I hate shopping, and I’m no bargain hunter, but I had to know the price, especially because I knew the value--raw, hand-woven silk. And I’m constantly marveling at the developing world pecking order: ambulances donated to Ghana from Iran, for instance, and Cuban doctors doing the salsa down the corridors most hospitals here... Anyway.

So I ducked inside.
“How much?” I asked the owner. She sized me up.
“Five Ghana Cedis.” (That’s just under 5 US dollars.)
I almost fell over.
“It’s worth at least 20!” I whispered to my boyfriend outside in the sweltering sun.

I wanted to offer 10. Crazy. But I knew the effort that went into that bag.

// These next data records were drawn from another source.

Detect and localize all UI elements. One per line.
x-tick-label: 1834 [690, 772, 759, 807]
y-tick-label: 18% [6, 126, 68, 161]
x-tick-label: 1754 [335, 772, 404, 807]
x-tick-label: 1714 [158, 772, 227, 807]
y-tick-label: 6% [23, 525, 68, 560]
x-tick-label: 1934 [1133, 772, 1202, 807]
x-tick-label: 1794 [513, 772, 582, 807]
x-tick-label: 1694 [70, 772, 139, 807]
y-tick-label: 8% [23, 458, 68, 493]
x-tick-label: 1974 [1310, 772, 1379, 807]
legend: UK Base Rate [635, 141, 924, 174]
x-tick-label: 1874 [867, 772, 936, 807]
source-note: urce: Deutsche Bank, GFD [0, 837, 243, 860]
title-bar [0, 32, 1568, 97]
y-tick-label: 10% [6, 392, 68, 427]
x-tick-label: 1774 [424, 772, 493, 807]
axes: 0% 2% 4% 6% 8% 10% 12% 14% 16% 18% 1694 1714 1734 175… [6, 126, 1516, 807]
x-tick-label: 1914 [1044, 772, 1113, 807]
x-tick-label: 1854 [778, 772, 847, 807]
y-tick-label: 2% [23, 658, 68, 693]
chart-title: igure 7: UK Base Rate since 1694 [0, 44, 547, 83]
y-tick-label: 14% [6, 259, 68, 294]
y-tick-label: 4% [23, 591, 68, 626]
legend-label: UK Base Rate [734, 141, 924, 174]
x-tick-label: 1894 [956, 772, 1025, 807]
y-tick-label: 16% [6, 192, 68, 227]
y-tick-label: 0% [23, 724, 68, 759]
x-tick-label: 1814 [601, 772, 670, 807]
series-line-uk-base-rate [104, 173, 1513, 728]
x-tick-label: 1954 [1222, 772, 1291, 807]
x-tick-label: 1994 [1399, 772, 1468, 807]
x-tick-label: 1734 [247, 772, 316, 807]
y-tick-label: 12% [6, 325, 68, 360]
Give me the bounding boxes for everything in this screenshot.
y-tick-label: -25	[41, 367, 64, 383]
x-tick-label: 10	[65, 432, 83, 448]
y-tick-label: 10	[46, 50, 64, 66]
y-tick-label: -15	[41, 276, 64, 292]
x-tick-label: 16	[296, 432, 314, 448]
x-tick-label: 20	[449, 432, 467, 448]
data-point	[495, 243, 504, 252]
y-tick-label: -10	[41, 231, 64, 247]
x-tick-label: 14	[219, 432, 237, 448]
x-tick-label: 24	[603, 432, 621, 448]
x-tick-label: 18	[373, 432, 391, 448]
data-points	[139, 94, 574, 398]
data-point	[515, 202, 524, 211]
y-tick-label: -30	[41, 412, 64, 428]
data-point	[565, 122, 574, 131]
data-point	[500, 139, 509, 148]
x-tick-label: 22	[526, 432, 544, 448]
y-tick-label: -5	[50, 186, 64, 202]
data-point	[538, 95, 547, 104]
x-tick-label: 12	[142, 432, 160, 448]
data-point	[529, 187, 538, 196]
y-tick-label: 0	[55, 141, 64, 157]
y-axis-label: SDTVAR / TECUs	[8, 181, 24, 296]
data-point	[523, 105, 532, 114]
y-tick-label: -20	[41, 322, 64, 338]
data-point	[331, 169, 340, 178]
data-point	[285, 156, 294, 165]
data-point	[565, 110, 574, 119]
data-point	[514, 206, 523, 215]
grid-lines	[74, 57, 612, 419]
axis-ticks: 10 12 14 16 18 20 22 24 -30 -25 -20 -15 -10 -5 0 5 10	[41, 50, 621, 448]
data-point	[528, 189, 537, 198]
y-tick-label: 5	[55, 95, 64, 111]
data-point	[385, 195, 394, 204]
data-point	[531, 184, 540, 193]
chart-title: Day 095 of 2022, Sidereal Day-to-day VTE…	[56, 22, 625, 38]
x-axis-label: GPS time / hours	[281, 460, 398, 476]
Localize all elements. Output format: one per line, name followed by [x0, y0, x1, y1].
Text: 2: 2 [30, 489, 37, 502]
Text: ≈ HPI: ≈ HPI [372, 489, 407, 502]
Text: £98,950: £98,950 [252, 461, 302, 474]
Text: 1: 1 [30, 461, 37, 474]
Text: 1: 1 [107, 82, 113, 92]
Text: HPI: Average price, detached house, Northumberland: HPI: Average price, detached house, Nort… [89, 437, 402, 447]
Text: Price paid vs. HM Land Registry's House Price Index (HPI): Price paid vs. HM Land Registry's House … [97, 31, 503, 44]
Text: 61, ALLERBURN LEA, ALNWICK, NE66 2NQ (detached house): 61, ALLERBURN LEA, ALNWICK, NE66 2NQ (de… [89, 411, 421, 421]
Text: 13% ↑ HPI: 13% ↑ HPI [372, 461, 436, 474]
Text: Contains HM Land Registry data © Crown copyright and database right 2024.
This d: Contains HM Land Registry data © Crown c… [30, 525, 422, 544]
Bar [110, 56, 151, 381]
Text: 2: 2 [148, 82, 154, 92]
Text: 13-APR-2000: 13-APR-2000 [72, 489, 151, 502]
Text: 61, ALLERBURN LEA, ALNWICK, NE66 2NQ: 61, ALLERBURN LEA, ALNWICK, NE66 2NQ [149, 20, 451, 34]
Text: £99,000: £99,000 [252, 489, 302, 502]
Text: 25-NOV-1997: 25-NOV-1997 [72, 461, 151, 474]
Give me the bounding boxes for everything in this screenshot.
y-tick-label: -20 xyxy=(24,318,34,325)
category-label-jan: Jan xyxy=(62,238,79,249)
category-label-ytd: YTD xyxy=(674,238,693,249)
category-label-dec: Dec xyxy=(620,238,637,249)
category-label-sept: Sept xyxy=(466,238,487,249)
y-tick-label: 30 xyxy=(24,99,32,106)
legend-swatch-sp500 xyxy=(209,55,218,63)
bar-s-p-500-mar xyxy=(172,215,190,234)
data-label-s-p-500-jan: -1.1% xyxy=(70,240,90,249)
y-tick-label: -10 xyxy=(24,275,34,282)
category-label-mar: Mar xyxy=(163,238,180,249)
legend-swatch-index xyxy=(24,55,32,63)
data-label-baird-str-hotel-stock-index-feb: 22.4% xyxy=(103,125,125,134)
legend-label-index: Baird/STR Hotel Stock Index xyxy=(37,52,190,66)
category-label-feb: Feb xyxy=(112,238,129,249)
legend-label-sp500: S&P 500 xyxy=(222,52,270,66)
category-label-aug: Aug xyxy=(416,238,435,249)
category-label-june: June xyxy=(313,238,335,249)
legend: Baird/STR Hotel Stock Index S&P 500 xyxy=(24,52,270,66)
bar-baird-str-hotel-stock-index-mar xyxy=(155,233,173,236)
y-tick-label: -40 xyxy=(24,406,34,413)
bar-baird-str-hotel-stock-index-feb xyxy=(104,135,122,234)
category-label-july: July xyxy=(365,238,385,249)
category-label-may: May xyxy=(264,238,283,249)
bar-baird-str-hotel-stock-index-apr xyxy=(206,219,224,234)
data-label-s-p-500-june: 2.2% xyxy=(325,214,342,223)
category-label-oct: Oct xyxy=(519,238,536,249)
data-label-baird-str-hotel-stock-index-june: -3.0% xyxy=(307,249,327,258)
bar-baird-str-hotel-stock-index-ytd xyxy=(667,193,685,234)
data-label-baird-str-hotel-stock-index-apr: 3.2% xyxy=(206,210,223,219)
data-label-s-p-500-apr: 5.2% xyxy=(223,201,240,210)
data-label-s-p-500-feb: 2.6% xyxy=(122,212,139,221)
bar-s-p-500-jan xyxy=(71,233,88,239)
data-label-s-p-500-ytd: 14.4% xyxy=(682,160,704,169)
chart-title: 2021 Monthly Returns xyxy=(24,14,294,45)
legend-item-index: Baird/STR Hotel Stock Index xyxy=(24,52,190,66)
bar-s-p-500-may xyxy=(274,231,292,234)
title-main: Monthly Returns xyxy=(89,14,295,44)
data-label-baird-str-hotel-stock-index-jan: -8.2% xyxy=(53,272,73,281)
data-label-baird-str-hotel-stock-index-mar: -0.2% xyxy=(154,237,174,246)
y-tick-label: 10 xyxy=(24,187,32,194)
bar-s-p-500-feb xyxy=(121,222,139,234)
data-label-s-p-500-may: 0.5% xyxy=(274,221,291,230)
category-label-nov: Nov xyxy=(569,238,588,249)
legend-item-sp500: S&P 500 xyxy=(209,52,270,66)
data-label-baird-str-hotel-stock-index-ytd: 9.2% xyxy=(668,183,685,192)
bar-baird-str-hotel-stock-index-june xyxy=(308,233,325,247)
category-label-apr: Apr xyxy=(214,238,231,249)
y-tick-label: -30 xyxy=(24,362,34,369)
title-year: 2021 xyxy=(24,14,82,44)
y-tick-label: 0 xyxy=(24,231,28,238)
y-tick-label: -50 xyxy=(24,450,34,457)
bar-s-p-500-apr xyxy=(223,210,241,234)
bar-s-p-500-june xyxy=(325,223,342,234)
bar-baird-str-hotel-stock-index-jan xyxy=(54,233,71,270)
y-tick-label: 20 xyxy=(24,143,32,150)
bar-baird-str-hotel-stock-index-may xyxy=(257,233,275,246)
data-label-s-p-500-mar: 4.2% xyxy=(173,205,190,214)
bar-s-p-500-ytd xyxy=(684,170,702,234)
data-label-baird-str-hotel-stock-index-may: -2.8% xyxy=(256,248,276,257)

So I left it. I figured some lucky Ghanaian could be the belle of the funeral (it was red and black: funeral colours) and nab a bargain they may never realize the true value of, and that it was hand made by young men and women working hard to overcome disabilities inflicted by land mines and other consequences of the civil war in another small developing nation half-way around the world.

We stepped over the open sewers and up the hill towards the Global Mamas office where hard-working Ghanaian women brought in their own fair trade creations.

Another "what on earth" moment in Ghana.

And what is it with the Cuban doctors anyway?


  1. Yep, absolutely true. Sometimes the things you find in Ghana are so cheap that they probably dont even cover the costs! Shoes, Bags, and sometimes even cars!

    Anyways, as a Lebanese that grew up in Ghana, I have enjoyed reading your blog. Keep it up with the interesting articles!


  2. Absolutely true. The things you find in ghana surprize you sometimes!

    As a lebanese that was brought up in ghana, I have enjoyed reading your blog, keep it up!